Deve-se tomar cuidado quando falamos da série Call of Duty, pois o jogo não é apenas mais um tiroteio na abarrotada estante do gênero FPS. Isso porque falamos simplesmente do jogo mais jogado em toda a PlayStation Network e Xbox Live, ou seja, Halo, Unreal Tournament e Resistance, dêem licença. Caso você não esteja por dentro - o mencionado acima é um feito fora do comum.
Sendo assim, está na cara que o pessoal da Activision não quer perder o título, então espere uma boa dose de adrenalina para o quinto jogo da franquia, que desta vez fica na mão da Treyarch e não da Infinity Ward. No caso, você pode sentar aliviado, já que a Treyarch não é nenhuma novata no ramo e já trabalhou no - nem sempre bem lembrado - terceiro episódio da série.
O lema para essa quinta versão, chamada World at War, é a tensão do sombrio combate contra os soldados japoneses nas Ilhas do Pacífico. De acordo com os cérebros por trás do jogo, o enredo do jogo será mais sério e maduro, fato refletido até na paleta de cor, que agora se apresenta mais obscura em tons secos de verde e marrom, como alguns clássicos de guerra do cinema.
Quanto as armas, pelo jeito o pessoal está fazendo bastante mistério em cima destas. Não que o cenário da segunda guerra projete muito espaço para variação, mas já foi mostrado o temido lança-chamas, que servira não apenas para torrar seus inimigos, mas também abrir caminho entre as selvas tomadas pelo verde. Especula-se também que armas brancas possam estar entre o arsenal do jogo, como katanas japonesas ou machetes, não especificamente para combate direto, mas para abordagens sorrateiras pelas costas.
O visual já não evoluiu tanto, pelo menos até o que pode ser visto das versões apresentadas durante a E3. Também não é por menos, com apenas um ano de diferença para Call of Duty 4, não é de ser esperar uma diferença quilométrica. Bem ao contrário do multiplayer, que diga-se de passagem, foi prometido "inovações surpreendentes", inclusive com respeito à criação de partidas on-line, que agora podem passar a serem feitas através do próprio servidor da Activision, acabando de vez com o pesadelo dos lags.

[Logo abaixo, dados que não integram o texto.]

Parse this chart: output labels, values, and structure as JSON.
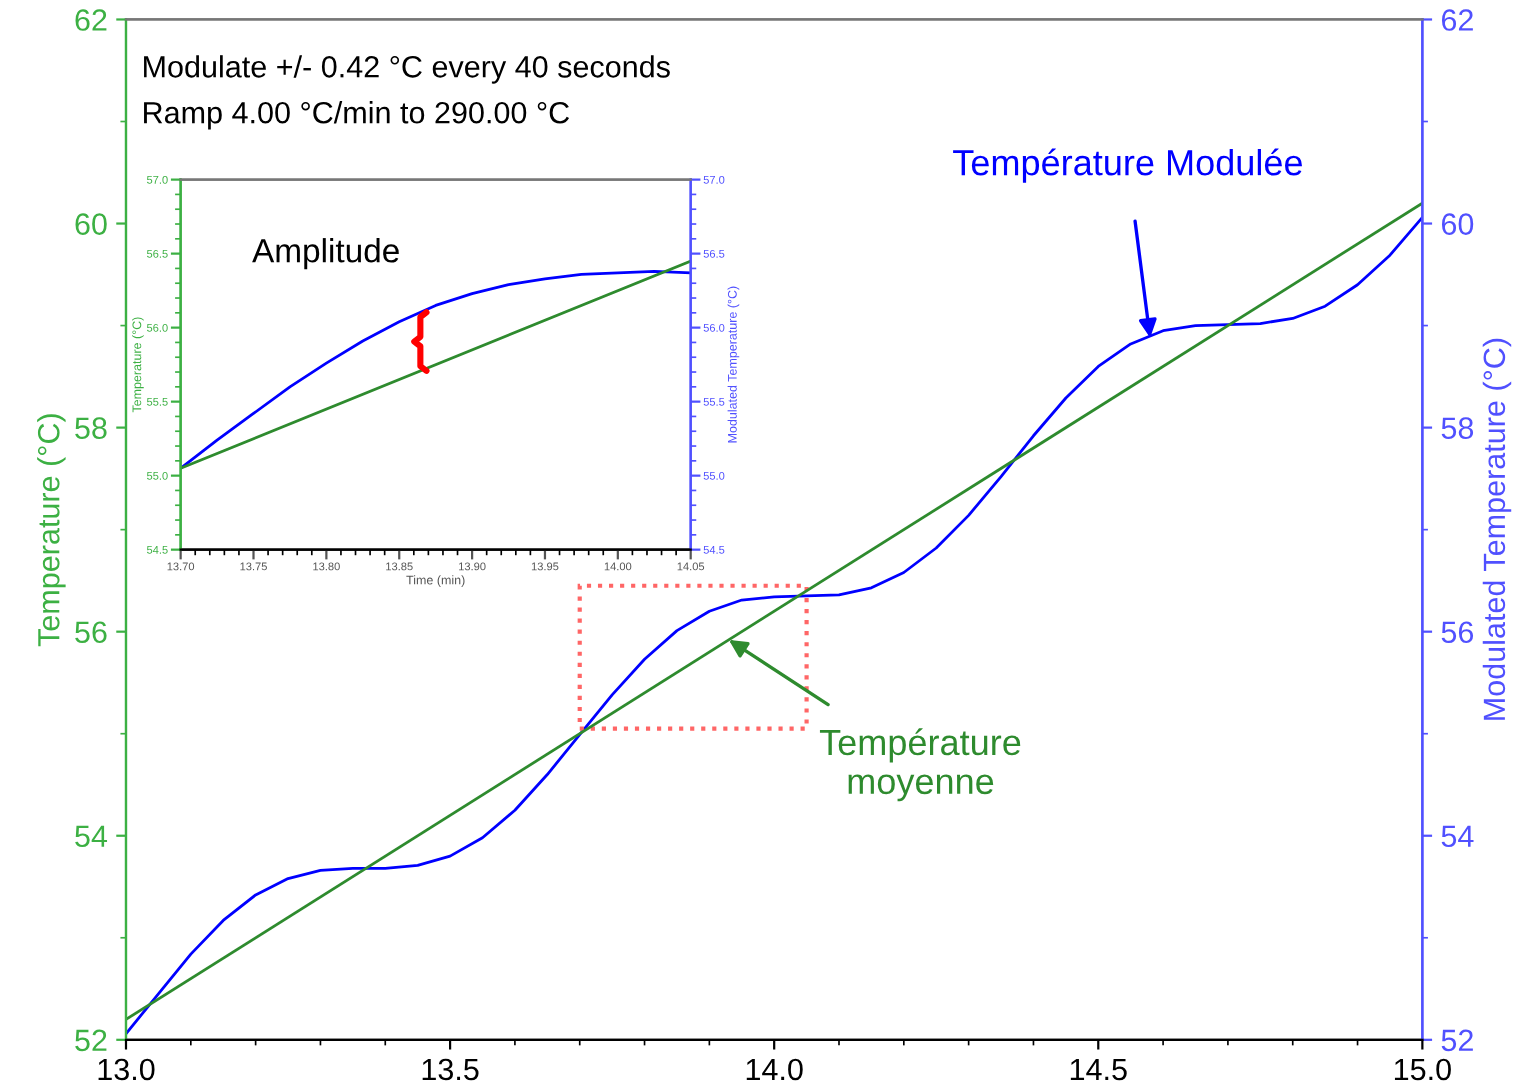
{
  "chart_data": [
    {
      "type": "line",
      "xlim": [
        13.0,
        15.0
      ],
      "xticks": [
        {
          "value": 13.0,
          "label": "13.0"
        },
        {
          "value": 13.5,
          "label": "13.5"
        },
        {
          "value": 14.0,
          "label": "14.0"
        },
        {
          "value": 14.5,
          "label": "14.5"
        },
        {
          "value": 15.0,
          "label": "15.0"
        }
      ],
      "ylim": [
        52,
        62
      ],
      "yticks": [
        52,
        54,
        56,
        58,
        60,
        62
      ],
      "y2lim": [
        52,
        62
      ],
      "y2ticks": [
        52,
        54,
        56,
        58,
        60,
        62
      ],
      "ylabel": "Temperature (°C)",
      "y2label": "Modulated Temperature (°C)",
      "annotations": [
        "Modulate +/- 0.42 °C every 40 seconds",
        "Ramp 4.00 °C/min to 290.00 °C",
        {
          "text": "Température Modulée",
          "x": 14.58,
          "y": 58.88
        },
        {
          "text": "Température\nmoyenne",
          "x": 13.93,
          "y": 55.92
        }
      ],
      "series": [
        {
          "color": "#2e8b2e",
          "x": [
            13.0,
            15.0
          ],
          "values": [
            52.2,
            60.2
          ]
        },
        {
          "color": "#0000ff",
          "axis": "y2",
          "x": [
            13.0,
            13.05,
            13.1,
            13.15,
            13.2,
            13.25,
            13.3,
            13.35,
            13.4,
            13.45,
            13.5,
            13.55,
            13.6,
            13.65,
            13.7,
            13.75,
            13.8,
            13.85,
            13.9,
            13.95,
            14.0,
            14.05,
            14.1,
            14.15,
            14.2,
            14.25,
            14.3,
            14.35,
            14.4,
            14.45,
            14.5,
            14.55,
            14.6,
            14.65,
            14.7,
            14.75,
            14.8,
            14.85,
            14.9,
            14.95,
            15.0
          ],
          "values": [
            52.06,
            52.45,
            52.84,
            53.17,
            53.42,
            53.58,
            53.66,
            53.68,
            53.68,
            53.71,
            53.8,
            53.98,
            54.25,
            54.6,
            54.99,
            55.38,
            55.73,
            56.01,
            56.2,
            56.31,
            56.34,
            56.35,
            56.36,
            56.43,
            56.58,
            56.82,
            57.14,
            57.52,
            57.92,
            58.29,
            58.6,
            58.82,
            58.95,
            59.0,
            59.01,
            59.02,
            59.07,
            59.19,
            59.4,
            59.69,
            60.06
          ]
        }
      ]
    },
    {
      "type": "line",
      "xlim": [
        13.7,
        14.05
      ],
      "xticks": [
        {
          "value": 13.7,
          "label": "13.70"
        },
        {
          "value": 13.75,
          "label": "13.75"
        },
        {
          "value": 13.8,
          "label": "13.80"
        },
        {
          "value": 13.85,
          "label": "13.85"
        },
        {
          "value": 13.9,
          "label": "13.90"
        },
        {
          "value": 13.95,
          "label": "13.95"
        },
        {
          "value": 14.0,
          "label": "14.00"
        },
        {
          "value": 14.05,
          "label": "14.05"
        }
      ],
      "ylim": [
        54.5,
        57.0
      ],
      "yticks": [
        {
          "value": 54.5,
          "label": "54.5"
        },
        {
          "value": 55.0,
          "label": "55.0"
        },
        {
          "value": 55.5,
          "label": "55.5"
        },
        {
          "value": 56.0,
          "label": "56.0"
        },
        {
          "value": 56.5,
          "label": "56.5"
        },
        {
          "value": 57.0,
          "label": "57.0"
        }
      ],
      "y2lim": [
        54.5,
        57.0
      ],
      "y2ticks": [
        {
          "value": 54.5,
          "label": "54.5"
        },
        {
          "value": 55.0,
          "label": "55.0"
        },
        {
          "value": 55.5,
          "label": "55.5"
        },
        {
          "value": 56.0,
          "label": "56.0"
        },
        {
          "value": 56.5,
          "label": "56.5"
        },
        {
          "value": 57.0,
          "label": "57.0"
        }
      ],
      "xlabel": "Time (min)",
      "ylabel": "Temperature (°C)",
      "y2label": "Modulated Temperature (°C)",
      "annotations": [
        "Amplitude"
      ],
      "series": [
        {
          "color": "#2e8b2e",
          "x": [
            13.7,
            14.05
          ],
          "values": [
            55.05,
            56.45
          ]
        },
        {
          "color": "#0000ff",
          "axis": "y2",
          "x": [
            13.7,
            13.725,
            13.75,
            13.775,
            13.8,
            13.825,
            13.85,
            13.875,
            13.9,
            13.925,
            13.95,
            13.975,
            14.0,
            14.025,
            14.05
          ],
          "values": [
            55.05,
            55.24,
            55.42,
            55.6,
            55.76,
            55.91,
            56.04,
            56.15,
            56.23,
            56.29,
            56.33,
            56.36,
            56.37,
            56.38,
            56.37
          ]
        }
      ]
    }
  ]
}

Do som também pode-se esperar um pouco mais, agora que foi revelado que os atores Kiefer Sutherland (24 Horas) e Gary Oldman (Batman: The Dark Knight) emprestarão suas vozes aos personagens chaves do enredo. Para a trilha sonora espera-se bastante do cultuado Harry-Gregson Williams, que ficou famoso pela trilha sonora do clássico Metal Gear Solid e também compôs o tema de Call of Duty 4.
Seja como for, a franquia Call of Duty adquiriu um respeito quase que inigualável em seu meio, e deverá fazer de tudo para manter sua posição como rei das partidas multiplayer. O resultado você checa no mês de novembro quando o jogo finalmente aterrissar em todas as lojas. Nós do GameStart, claro, estaremos esperando com o review fresquinho para você. Até lá.